空虚な世界に○色の花が咲いたら。

黒やなぎ

プロローグ

 彼女、園花寺 怜愛えんげいじ れあが嫌いだ。


 高校の入学式を終えて、早3ヶ月。季節は夏になった。


 最初は億劫だった学校生活も慣れたもので、今では何も考えず自然と学校へ向かうようになった。

 退屈な授業には真っ白なノートで返答し、面倒な授業はサボればいい。


 後は屋上で煙草をふかして、毎日のように流れる雲を眺めながらこの世の終わりを願う、そうやって自分にとっての高校生活が終わるはず、だった。





 校門を潜り抜け、中央に建てられた噴水の左側を歩く。


 黒柳 元春は噴水の向こうで沢山の生徒に囲まれながら、皆に笑顔を振りまく彼女の姿を流し見た。


 癖っ毛一つなく艷やかに伸ばされた黒髪は、陽の光を浴びて、まるで天使の輪っかのように煌めいて見るものを惹きつける。

 一人一人に合わせた仕草や、言動、態度、笑顔で皆の心をまるでアイドルのように、瞬く間に魅了してしまう。


 そして拍車をかけるように、季節は夏、薄手になった彼女は惜しげなくその身体を曝け出すものだから、急激な速度で信者達は増え続ける。


 更には頭脳明晰、学力は全科目において不動の1位という怪物。


 噂では皆の為に課外、園花寺先生の補修授業なるものを開いているらしく、自分を除き皆の学力はうなぎ登りという面倒見の良さが備わる。

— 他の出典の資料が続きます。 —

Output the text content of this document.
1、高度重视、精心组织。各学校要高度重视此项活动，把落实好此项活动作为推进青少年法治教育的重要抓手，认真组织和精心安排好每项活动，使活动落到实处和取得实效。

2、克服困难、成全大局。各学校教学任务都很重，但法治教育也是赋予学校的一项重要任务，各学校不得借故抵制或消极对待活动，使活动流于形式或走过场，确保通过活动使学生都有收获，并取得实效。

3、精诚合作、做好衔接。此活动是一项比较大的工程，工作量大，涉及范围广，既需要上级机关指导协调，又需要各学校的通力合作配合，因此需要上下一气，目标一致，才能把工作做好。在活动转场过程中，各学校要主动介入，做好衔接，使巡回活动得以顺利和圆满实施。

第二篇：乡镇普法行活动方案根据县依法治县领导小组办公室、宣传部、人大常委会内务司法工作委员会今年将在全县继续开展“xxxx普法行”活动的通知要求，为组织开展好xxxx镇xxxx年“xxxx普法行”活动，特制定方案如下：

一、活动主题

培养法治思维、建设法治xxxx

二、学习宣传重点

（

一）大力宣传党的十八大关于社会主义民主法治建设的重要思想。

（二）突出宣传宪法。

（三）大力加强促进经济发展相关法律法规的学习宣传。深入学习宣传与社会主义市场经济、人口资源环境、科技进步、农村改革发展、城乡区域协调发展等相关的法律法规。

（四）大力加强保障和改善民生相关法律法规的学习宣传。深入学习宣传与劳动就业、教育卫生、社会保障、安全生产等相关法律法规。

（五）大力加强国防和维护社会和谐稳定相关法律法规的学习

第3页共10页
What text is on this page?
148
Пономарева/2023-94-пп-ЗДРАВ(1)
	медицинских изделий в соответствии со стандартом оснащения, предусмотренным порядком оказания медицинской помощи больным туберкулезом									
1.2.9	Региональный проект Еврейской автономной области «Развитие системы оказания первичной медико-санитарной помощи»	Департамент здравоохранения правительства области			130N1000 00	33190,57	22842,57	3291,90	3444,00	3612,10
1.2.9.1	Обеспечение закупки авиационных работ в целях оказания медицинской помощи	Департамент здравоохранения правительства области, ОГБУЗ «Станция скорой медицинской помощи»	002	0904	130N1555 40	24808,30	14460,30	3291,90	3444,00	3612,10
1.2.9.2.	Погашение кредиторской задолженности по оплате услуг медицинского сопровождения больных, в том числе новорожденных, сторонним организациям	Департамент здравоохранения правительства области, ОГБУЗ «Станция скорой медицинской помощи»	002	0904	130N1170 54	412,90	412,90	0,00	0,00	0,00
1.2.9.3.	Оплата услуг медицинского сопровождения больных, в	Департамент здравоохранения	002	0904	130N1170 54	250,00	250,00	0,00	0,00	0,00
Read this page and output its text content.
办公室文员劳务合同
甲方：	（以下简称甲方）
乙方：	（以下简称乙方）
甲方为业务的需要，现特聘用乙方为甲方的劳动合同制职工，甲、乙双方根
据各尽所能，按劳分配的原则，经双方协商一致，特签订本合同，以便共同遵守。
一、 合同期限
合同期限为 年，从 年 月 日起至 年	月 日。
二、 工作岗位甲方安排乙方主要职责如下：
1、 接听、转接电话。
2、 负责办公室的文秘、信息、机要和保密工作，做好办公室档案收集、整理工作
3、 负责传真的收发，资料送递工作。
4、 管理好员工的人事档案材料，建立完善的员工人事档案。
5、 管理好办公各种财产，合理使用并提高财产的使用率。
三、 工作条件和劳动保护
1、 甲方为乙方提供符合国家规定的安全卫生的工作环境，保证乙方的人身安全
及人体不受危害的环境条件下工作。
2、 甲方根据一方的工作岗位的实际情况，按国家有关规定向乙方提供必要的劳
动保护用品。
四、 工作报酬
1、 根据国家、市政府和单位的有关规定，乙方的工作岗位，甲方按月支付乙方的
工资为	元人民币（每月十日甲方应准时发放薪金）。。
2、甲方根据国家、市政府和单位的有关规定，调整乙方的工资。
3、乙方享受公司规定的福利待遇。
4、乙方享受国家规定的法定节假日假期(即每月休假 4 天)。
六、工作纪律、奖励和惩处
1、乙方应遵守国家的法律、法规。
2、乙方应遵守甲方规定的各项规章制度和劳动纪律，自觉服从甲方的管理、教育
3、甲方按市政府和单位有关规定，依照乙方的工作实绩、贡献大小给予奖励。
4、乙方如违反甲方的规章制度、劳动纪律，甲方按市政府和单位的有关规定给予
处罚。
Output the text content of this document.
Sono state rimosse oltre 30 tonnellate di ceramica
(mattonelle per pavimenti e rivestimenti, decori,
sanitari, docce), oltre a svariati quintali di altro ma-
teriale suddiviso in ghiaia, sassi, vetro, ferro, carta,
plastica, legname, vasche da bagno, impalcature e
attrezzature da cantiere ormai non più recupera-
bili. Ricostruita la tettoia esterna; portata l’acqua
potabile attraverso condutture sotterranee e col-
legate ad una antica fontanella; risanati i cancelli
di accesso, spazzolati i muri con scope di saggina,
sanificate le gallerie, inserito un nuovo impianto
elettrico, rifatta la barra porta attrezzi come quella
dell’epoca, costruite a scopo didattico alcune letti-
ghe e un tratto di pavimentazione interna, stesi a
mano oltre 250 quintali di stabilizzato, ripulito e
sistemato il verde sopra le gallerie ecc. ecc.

 そのうち学校は彼女に乗っ取られてしまうのではないか、と他人事ながら本気でそう思う。


 そう、他人事ながら。


「・・・・・・馬鹿らしい」


 自然と漏れた言葉で我に返り、元春は無意識に鋭くなった視線を逸らした。


 今までの人間関係なんて自分には必要なかったし、これからも必要ない。


 関わる事もなく、独り退廃的に完結する。そんな人畜無害な筈の自分がどうして、容姿端麗、才色兼備の体現者である彼女を嫌うのか。


 嫉妬?いいや、そんな小さなもんじゃない。


 第三者だからこそ、見渡せる社会の中で彼女だけが異質であり、奇妙であり、視界に入れるだけで虫酸が走ってしまう程の存在だと気付いてしまう。


 言葉では表現できない程に嫌悪してしまうその中で、ひとつだけ理解できる事があった。


 それはきっと自分だからこそ気付ける些細な違和感と、嫌でも伝わってくる感覚的な何かが本能に強く訴えてくる。


 彼女のその仕草、言動、態度、対応その完璧に見える全てがーーー偽りって事を。